After the switch: pA traverses B's prefix [5, 6, 1] (3 steps), then arrives at node(8). pB traverses A's prefix [4, 1] (2 steps), then arrives at node(8). Since pA switched first (A is shorter), after the switch pA needs b=3 more steps to reach intersection, and pB needs a=2 more steps. They both end up at the same step count: a + c + b = b + c + a = 2 + 3 + 3 = 8 steps each.

Step 9: pA = node(8), pB = node(8). They are the same node! Return node(8).
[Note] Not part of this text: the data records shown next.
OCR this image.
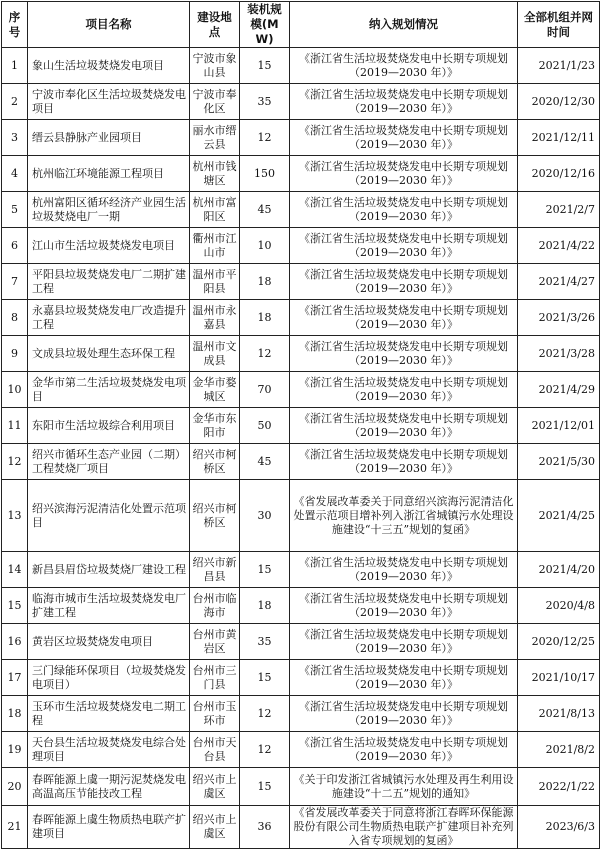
序号	项目名称	建设地点	装机规模(MW)	纳入规划情况	全部机组并网时间
1	象山生活垃圾焚烧发电项目	宁波市象山县	15	《浙江省生活垃圾焚烧发电中长期专项规划（2019—2030 年）》	2021/1/23
2	宁波市奉化区生活垃圾焚烧发电项目	宁波市奉化区	35	《浙江省生活垃圾焚烧发电中长期专项规划（2019—2030 年）》	2020/12/30
3	缙云县静脉产业园项目	丽水市缙云县	12	《浙江省生活垃圾焚烧发电中长期专项规划（2019—2030 年）》	2021/12/11
4	杭州临江环境能源工程项目	杭州市钱塘区	150	《浙江省生活垃圾焚烧发电中长期专项规划（2019—2030 年）》	2020/12/16
5	杭州富阳区循环经济产业园生活垃圾焚烧电厂一期	杭州市富阳区	45	《浙江省生活垃圾焚烧发电中长期专项规划（2019—2030 年）》	2021/2/7
6	江山市生活垃圾焚烧发电项目	衢州市江山市	10	《浙江省生活垃圾焚烧发电中长期专项规划（2019—2030 年）》	2021/4/22
7	平阳县垃圾焚烧发电厂二期扩建工程	温州市平阳县	18	《浙江省生活垃圾焚烧发电中长期专项规划（2019—2030 年）》	2021/4/27
8	永嘉县垃圾焚烧发电厂改造提升工程	温州市永嘉县	18	《浙江省生活垃圾焚烧发电中长期专项规划（2019—2030 年）》	2021/3/26
9	文成县垃圾处理生态环保工程	温州市文成县	12	《浙江省生活垃圾焚烧发电中长期专项规划（2019—2030 年）》	2021/3/28
10	金华市第二生活垃圾焚烧发电项目	金华市婺城区	70	《浙江省生活垃圾焚烧发电中长期专项规划（2019—2030 年）》	2021/4/29
11	东阳市生活垃圾综合利用项目	金华市东阳市	50	《浙江省生活垃圾焚烧发电中长期专项规划（2019—2030 年）》	2021/12/01
12	绍兴市循环生态产业园（二期）工程焚烧厂项目	绍兴市柯桥区	45	《浙江省生活垃圾焚烧发电中长期专项规划（2019—2030 年）》	2021/5/30
13	绍兴滨海污泥清洁化处置示范项目	绍兴市柯桥区	30	《省发展改革委关于同意绍兴滨海污泥清洁化处置示范项目增补列入浙江省城镇污水处理设施建设“十三五”规划的复函》	2021/4/25
14	新昌县眉岱垃圾焚烧厂建设工程	绍兴市新昌县	15	《浙江省生活垃圾焚烧发电中长期专项规划（2019—2030 年）》	2021/4/20
15	临海市城市生活垃圾焚烧发电厂扩建工程	台州市临海市	18	《浙江省生活垃圾焚烧发电中长期专项规划（2019—2030 年）》	2020/4/8
16	黄岩区垃圾焚烧发电项目	台州市黄岩区	35	《浙江省生活垃圾焚烧发电中长期专项规划（2019—2030 年）》	2020/12/25
17	三门绿能环保项目（垃圾焚烧发电项目）	台州市三门县	15	《浙江省生活垃圾焚烧发电中长期专项规划（2019—2030 年）》	2021/10/17
18	玉环市生活垃圾焚烧发电二期工程	台州市玉环市	12	《浙江省生活垃圾焚烧发电中长期专项规划（2019—2030 年）》	2021/8/13
19	天台县生活垃圾焚烧发电综合处理项目	台州市天台县	12	《浙江省生活垃圾焚烧发电中长期专项规划（2019—2030 年）》	2021/8/2
20	春晖能源上虞一期污泥焚烧发电高温高压节能技改工程	绍兴市上虞区	15	《关于印发浙江省城镇污水处理及再生利用设施建设“十二五”规划的通知》	2022/1/22
21	春晖能源上虞生物质热电联产扩建项目	绍兴市上虞区	36	《省发展改革委关于同意将浙江春晖环保能源股份有限公司生物质热电联产扩建项目补充列入省专项规划的复函》	2023/6/3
Two Pointer Technique — Synchronized Traversal — Watch how two pointers traverse both lists. When one reaches the end, it switches to the other list's head. They meet at the intersection because they cover equal total distances.

Algorithm

  1. Initialize pA at headA and pB at headB.
  2. While pA != pB:
    • If pA is null, switch it to headB. Otherwise, advance pA to pA.next.
    • If pB is null, switch it to headA. Otherwise, advance pB to pB.next.
  3. When the loop exits, pA and pB point to the same node — either the intersection node or null (if no intersection exists).
  4. Return pA (or pB).

Code

class Solution {
public:
    ListNode *getIntersectionNode(ListNode *headA, ListNode *headB) {
        ListNode* pA = headA;
        ListNode* pB = headB;
        while (pA != pB) {
            pA = (pA != nullptr) ? pA->next : headB;
            pB = (pB != nullptr) ? pB->next : headA;
        }
        return pA;
    }
};
class Solution:
    def getIntersectionNode(self, headA: ListNode, headB: ListNode) -> Optional[ListNode]:
        pA, pB = headA, headB
        while pA is not pB:
            pA = pA.next if pA else headB
            pB = pB.next if pB else headA
        return pA
public class Solution {
    public ListNode getIntersectionNode(ListNode headA, ListNode headB) {
        ListNode pA = headA;
        ListNode pB = headB;
        while (pA != pB) {
            pA = (pA != null) ? pA.next : headB;
            pB = (pB != null) ? pB.next : headA;
        }
        return pA;
    }
}

Complexity Analysis

Time Complexity: O(m + n)

Each pointer traverses at most m + n nodes (its own list plus the other list). In total, both pointers together visit at most 2(m + n) nodes, which is O(m + n).

Space Complexity: O(1)

We use only two pointer variables regardless of the input size. No hash sets, arrays, or other auxiliary data structures are needed. This is the optimal solution — it matches the O(m + n) time of the hash set approach while reducing space from O(m) to O(1).